Despite the potential benefit of electronic pain diaries, their use is not widespread in clinical treatment. Routine adoption of electronic pain diaries has been hampered by prohibitive hardware and software costs associated with these forms of assessment. To address this barrier, a simple and easy-to-use computer program called ePain was created that automates the collection of momentary ratings for individuals who experience chronic pain. This program is freeware and can be downloaded at www.scarthmckillop.ca. It is gender-specific, with one version for women and another for men. The program has been designed to be small in size and requires a Windows operating system and a PDF viewer.

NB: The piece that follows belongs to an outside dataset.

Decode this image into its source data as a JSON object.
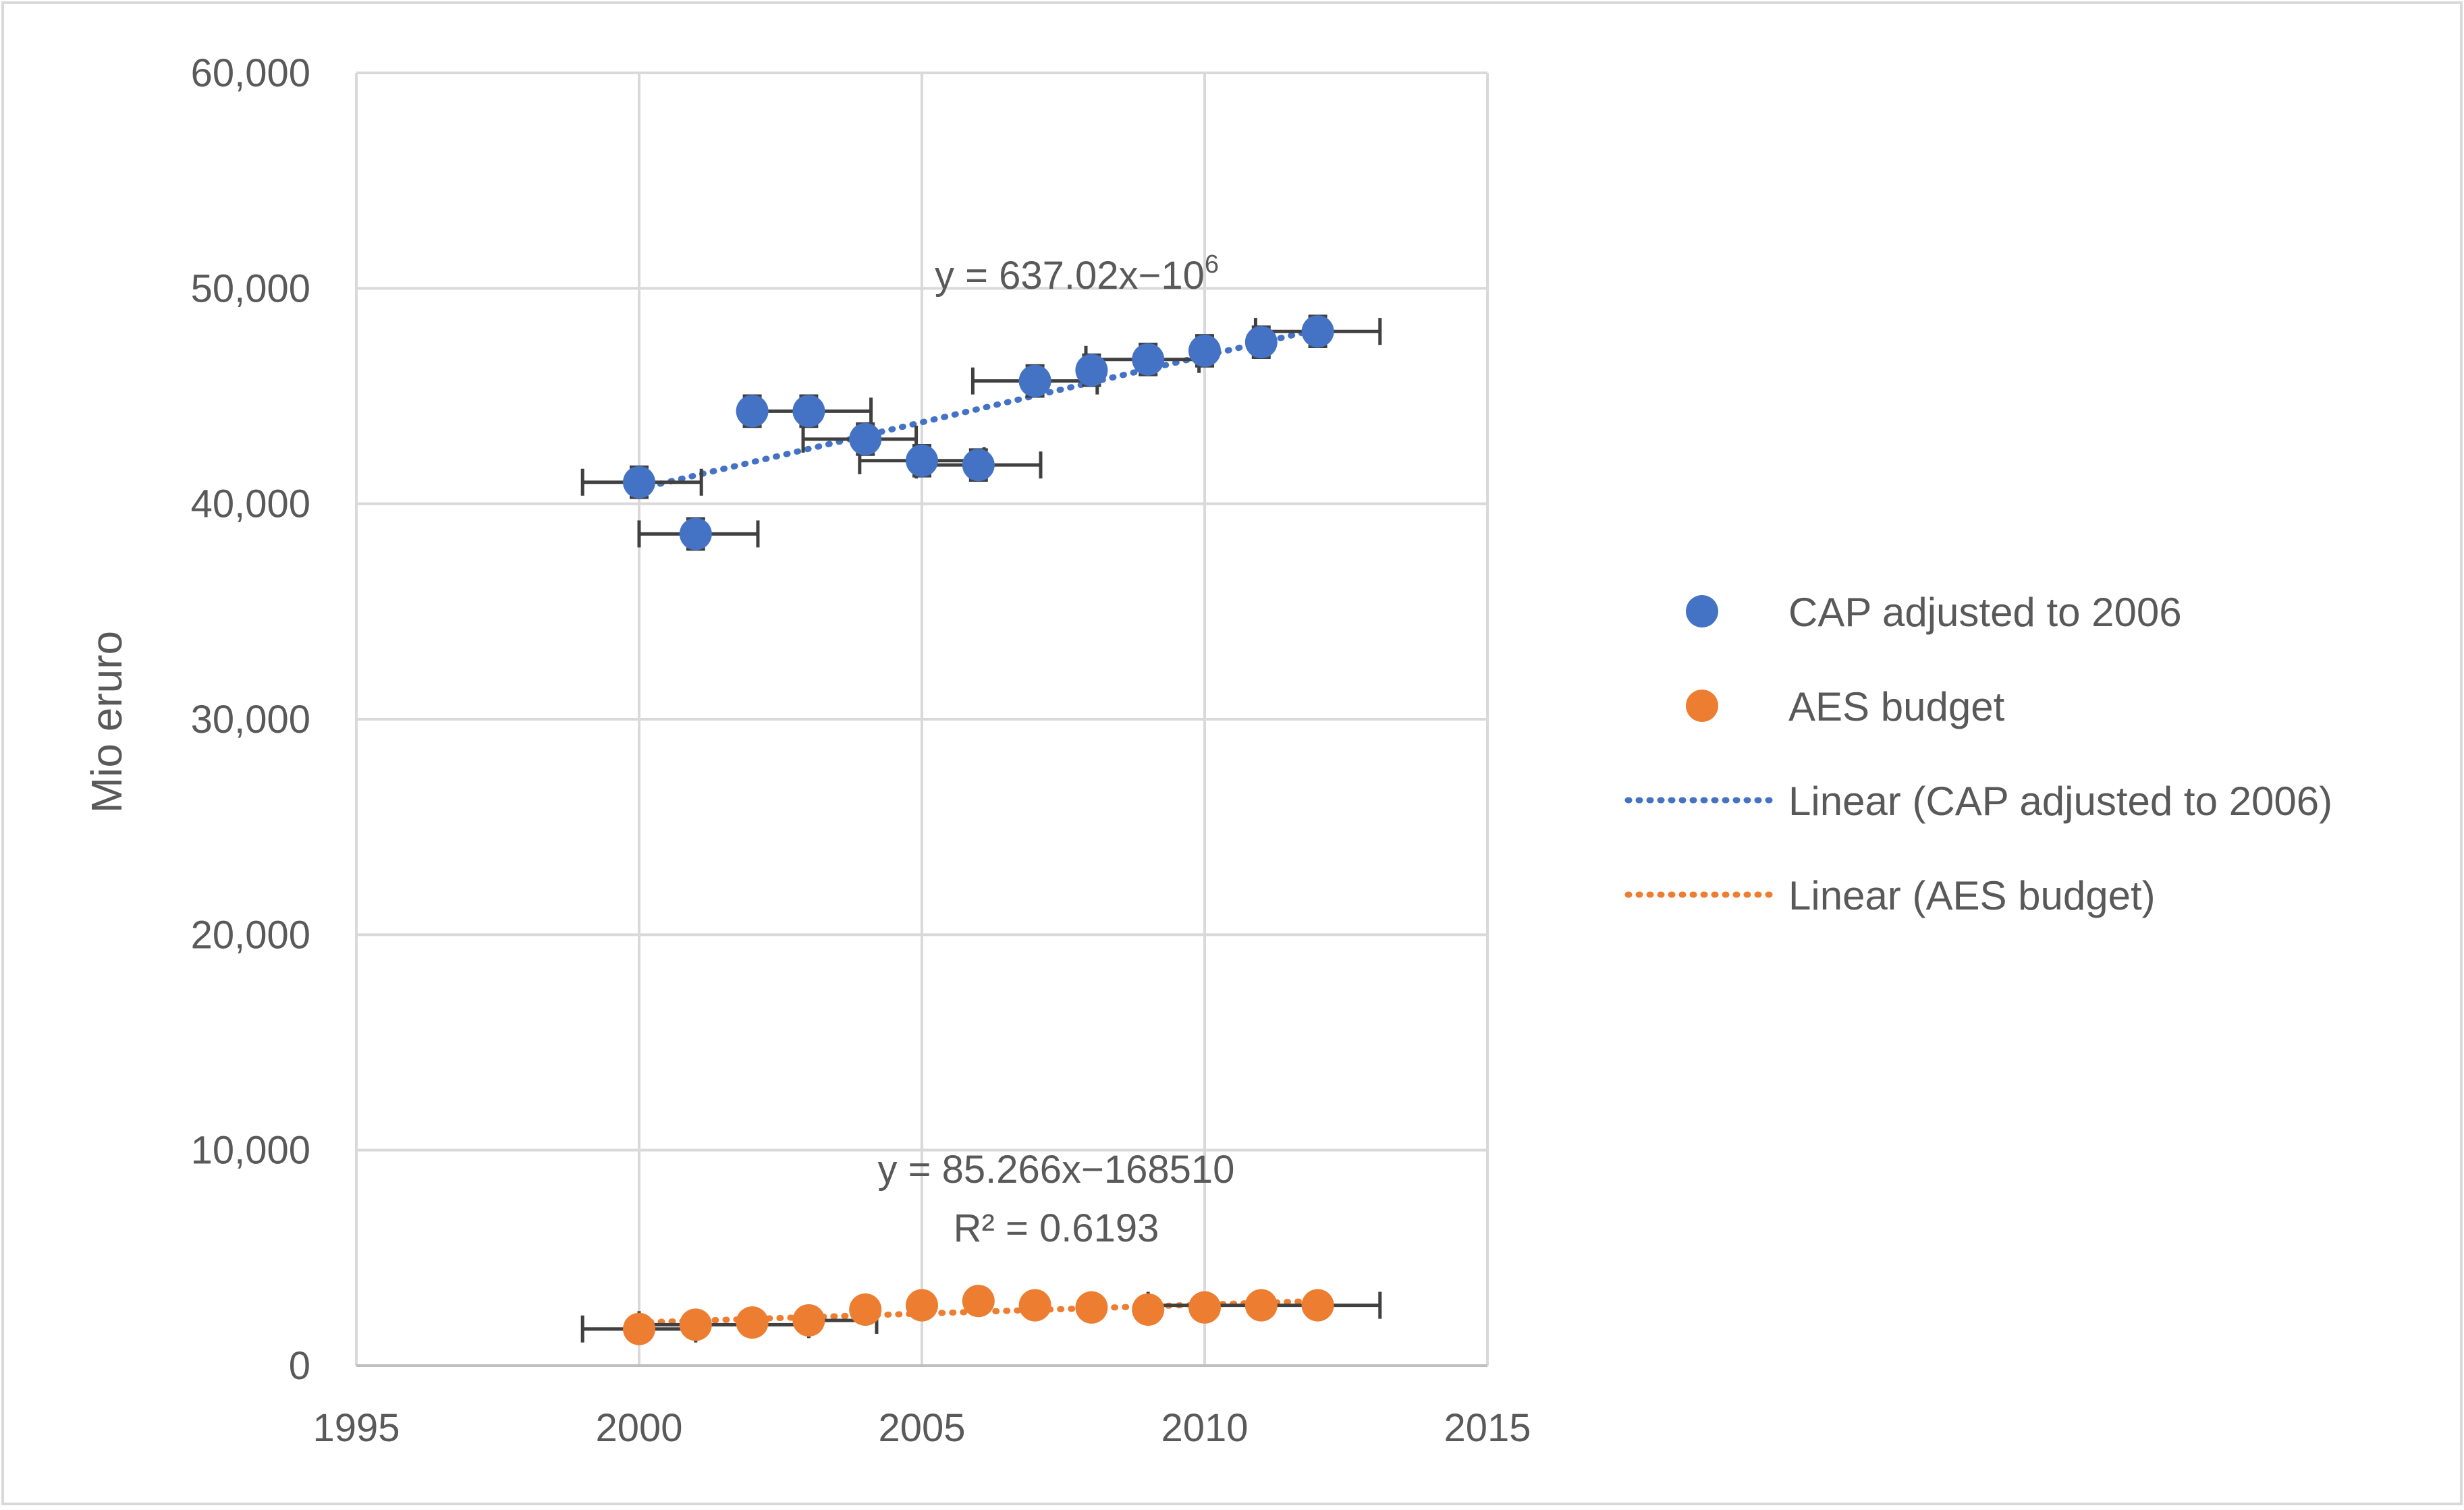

The main screen asks the user to (1) rate his or her current pain, mood and level of activity, (2) indicate on the body image those areas that are painful today, and (3) describe how his or her day was. The program assumes that one diary entry will be provided for each day, usually at the end of the day. However, the program permits users to enter as many diary entries as they wish on any given day.
The user indicates areas of pain by drawing on the body diagram. To highlight body areas that are painful, the user clicks the mouse over the appropriate body area, creating a red circle on the selected body area. Right-clicking the mouse erases the red circle.
The program allows the user to review all saved diary entries and to print, save or email any diary entry. An example of a printed diary record is shown in Figure 1.
Displaying Multiple Records
A range of up to 100 records can be viewed at one time. This creates a summary chart that displays an accumulated pain drawing as well as charts of pain, mood and activity ratings across time. In the accumulated pain drawing, red shading is used to depict how frequently specific body areas were selected. The brighter the area, the more frequently that area was selected in the diary records. Figure 2 depicts summary information for a range of records.
Ultimately, the usefulness and acceptance of electronic pain diaries will depend on their accessibility, cost, reliability, technical simplicity and meaningfulness to both patient and provider. Electronic pain diaries are not a panacea, but judicious use of this form of assessment may be helpful when monitoring ongoing treatment or any planned change to a treatment regimen. We hope that our program will be of some benefit to health care providers and their patients and will enhance quality of care.